Carrion stared at the fire sprite. A muscle in his jaw ticked, but for once, the male was silent, no quick comeback at the tip of his tongue.
When he didn’t say anything, Archer gave him a small, polite bow, and then took the bowls of stew over to the table, where he set them down and waited, with his back to us.
He was so small—only three feet high or so.
His diminutive stature often reminded me of a child, though he was older than me by considerable years.
Maybe, actually, it was how innocent he seemed.
Of all the Yvelian creatures I’d encountered since coming through the quicksilver, the fire sprites seemed to be the sweetest.

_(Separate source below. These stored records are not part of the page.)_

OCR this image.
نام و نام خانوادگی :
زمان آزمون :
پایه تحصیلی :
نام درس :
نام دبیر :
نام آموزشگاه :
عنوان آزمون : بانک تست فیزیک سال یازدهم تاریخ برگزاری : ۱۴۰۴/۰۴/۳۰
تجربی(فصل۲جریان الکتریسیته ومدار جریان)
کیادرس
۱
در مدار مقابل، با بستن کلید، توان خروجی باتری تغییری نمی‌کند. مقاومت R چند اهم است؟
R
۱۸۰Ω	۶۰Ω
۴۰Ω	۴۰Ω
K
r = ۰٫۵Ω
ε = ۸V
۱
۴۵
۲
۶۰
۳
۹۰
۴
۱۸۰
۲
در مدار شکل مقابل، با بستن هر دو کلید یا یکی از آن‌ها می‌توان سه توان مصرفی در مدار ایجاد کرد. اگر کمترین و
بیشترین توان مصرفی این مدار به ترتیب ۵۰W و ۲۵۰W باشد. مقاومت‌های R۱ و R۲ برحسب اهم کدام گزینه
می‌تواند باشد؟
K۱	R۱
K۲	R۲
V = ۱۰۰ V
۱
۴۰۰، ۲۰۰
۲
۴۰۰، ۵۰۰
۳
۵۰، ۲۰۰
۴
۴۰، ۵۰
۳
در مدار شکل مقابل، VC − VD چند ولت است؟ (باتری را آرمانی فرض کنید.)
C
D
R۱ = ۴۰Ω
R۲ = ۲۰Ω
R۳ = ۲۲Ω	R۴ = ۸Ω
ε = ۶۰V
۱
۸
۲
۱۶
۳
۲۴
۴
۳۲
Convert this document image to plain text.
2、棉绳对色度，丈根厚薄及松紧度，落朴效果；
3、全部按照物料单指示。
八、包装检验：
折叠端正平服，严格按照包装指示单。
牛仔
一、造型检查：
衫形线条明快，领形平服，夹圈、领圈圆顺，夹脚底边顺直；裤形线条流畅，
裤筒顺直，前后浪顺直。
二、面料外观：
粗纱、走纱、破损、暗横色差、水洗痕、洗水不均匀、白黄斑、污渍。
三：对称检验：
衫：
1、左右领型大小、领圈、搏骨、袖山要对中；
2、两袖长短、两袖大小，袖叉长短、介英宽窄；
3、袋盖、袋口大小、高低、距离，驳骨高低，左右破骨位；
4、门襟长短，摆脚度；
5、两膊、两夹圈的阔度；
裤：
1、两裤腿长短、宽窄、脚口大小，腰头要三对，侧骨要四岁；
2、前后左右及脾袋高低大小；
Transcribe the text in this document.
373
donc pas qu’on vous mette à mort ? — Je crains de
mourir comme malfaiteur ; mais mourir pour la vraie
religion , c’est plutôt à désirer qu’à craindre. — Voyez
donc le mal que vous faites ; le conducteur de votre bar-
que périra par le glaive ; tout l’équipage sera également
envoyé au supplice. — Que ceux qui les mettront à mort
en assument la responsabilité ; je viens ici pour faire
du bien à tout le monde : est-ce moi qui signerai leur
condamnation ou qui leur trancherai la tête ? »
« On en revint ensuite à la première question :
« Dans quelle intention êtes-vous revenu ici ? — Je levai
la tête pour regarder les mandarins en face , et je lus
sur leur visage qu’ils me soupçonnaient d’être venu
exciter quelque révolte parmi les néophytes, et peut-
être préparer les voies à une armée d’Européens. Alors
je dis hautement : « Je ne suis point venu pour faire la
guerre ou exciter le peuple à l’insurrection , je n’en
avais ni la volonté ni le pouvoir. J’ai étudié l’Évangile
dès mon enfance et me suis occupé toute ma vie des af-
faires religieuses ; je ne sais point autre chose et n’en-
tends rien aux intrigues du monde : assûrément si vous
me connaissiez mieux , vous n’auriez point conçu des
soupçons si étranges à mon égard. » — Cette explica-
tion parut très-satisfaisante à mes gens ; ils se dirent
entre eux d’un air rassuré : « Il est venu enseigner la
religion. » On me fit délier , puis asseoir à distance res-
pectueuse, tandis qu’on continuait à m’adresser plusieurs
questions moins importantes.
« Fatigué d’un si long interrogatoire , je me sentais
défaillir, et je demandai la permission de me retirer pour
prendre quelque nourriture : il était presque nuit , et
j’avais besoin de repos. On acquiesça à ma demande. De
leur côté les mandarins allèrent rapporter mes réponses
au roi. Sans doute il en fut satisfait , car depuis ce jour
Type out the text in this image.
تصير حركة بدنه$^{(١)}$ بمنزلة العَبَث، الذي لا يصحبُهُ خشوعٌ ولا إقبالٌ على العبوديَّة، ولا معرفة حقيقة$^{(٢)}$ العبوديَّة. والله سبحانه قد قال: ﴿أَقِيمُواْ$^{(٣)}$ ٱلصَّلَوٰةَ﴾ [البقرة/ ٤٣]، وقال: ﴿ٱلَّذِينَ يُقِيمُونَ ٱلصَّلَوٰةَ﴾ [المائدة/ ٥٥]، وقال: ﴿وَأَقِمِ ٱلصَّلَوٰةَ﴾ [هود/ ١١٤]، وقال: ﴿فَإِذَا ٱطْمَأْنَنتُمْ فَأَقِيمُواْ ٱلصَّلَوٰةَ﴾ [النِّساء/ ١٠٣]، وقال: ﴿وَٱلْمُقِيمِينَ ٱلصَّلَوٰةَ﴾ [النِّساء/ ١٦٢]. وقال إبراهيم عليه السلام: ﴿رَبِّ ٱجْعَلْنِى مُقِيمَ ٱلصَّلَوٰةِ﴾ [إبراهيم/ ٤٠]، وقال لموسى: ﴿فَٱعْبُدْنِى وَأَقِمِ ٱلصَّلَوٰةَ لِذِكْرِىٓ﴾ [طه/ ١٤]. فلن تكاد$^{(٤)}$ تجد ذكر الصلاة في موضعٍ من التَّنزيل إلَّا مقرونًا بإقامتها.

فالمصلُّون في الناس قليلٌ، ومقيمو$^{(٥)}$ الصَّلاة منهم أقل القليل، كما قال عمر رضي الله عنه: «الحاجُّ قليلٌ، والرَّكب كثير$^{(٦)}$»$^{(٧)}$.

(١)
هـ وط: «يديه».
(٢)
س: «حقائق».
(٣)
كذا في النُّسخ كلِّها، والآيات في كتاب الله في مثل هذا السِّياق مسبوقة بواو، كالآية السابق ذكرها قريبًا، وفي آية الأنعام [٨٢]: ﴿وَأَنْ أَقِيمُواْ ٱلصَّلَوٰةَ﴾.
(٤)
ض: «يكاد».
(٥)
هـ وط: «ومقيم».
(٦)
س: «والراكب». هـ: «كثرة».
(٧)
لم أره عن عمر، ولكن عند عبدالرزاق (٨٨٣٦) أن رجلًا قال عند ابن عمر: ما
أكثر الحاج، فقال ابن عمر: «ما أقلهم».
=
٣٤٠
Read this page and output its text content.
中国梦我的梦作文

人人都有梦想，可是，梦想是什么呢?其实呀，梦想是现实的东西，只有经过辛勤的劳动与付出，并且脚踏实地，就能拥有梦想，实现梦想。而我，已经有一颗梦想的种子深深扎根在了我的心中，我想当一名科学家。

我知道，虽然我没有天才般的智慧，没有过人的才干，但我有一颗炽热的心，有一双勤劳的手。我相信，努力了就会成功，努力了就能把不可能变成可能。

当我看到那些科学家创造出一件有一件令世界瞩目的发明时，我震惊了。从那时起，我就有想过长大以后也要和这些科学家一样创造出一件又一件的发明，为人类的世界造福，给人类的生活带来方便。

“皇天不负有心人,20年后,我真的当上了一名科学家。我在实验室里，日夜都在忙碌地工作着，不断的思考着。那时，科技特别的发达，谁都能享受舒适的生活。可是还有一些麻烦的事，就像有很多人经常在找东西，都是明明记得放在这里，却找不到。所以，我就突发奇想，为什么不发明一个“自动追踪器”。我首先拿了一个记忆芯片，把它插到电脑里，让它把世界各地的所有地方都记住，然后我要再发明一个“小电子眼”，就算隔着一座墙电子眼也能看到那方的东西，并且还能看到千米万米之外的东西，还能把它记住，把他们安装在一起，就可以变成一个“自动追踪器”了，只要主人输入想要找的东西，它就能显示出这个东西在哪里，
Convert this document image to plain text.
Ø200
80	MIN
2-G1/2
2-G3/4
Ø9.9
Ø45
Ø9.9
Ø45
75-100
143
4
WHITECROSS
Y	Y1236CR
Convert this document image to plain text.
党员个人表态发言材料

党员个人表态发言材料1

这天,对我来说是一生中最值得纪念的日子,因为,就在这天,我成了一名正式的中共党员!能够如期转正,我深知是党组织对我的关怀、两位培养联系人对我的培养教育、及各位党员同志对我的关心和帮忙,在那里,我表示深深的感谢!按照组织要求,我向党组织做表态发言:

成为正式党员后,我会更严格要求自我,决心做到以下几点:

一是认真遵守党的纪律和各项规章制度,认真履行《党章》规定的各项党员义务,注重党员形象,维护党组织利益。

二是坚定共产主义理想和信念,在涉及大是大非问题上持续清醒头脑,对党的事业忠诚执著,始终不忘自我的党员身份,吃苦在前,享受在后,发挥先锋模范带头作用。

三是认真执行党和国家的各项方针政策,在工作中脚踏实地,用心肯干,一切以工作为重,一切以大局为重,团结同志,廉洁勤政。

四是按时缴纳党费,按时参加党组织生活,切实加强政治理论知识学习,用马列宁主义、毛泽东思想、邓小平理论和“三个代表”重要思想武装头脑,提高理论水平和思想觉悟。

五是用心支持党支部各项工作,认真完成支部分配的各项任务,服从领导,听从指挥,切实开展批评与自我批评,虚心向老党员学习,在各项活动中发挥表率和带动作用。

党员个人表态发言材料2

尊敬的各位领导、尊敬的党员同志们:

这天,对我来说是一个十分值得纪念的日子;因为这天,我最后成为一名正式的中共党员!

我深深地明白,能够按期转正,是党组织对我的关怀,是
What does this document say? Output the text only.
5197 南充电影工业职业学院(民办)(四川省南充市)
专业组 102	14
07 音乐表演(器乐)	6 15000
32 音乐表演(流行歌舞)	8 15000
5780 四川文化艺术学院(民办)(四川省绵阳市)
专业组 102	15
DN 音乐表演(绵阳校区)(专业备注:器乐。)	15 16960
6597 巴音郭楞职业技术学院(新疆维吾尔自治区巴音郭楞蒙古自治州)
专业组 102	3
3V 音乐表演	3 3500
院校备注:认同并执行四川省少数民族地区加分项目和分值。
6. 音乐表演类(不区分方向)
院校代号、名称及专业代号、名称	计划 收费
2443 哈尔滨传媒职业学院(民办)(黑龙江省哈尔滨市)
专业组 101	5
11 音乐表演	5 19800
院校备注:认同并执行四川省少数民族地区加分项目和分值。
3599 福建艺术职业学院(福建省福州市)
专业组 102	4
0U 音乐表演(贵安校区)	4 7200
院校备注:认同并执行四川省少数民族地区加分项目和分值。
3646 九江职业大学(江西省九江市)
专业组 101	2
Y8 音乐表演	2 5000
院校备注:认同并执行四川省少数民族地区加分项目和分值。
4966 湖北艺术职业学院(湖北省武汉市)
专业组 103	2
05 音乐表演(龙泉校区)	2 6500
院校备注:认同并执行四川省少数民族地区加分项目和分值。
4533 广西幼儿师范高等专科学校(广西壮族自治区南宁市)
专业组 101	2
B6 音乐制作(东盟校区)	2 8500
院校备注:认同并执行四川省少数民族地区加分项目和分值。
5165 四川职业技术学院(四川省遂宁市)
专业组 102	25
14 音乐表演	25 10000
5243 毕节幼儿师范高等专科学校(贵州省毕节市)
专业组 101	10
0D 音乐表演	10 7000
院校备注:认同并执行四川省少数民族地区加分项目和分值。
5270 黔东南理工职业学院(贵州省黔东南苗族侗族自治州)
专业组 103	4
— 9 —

When he turned around and smiled at us, the sadness in his flame-filled eyes showed his age, at last. “You have come home during troubled times, master,” he said.
“You have seen so little of your kingdom. You do not know it, but it does know you. It knows your blood. Your family has ruled over Yvelia for generations. The Daianthuses weren’t always perfect.
Your ancestors made their fair share of mistakes, but they always fought to correct themselves when they veered from the path.
And they always put their people first. I know, in my heart, that you will do the same, Master Swift. After all, it’s in your blood.”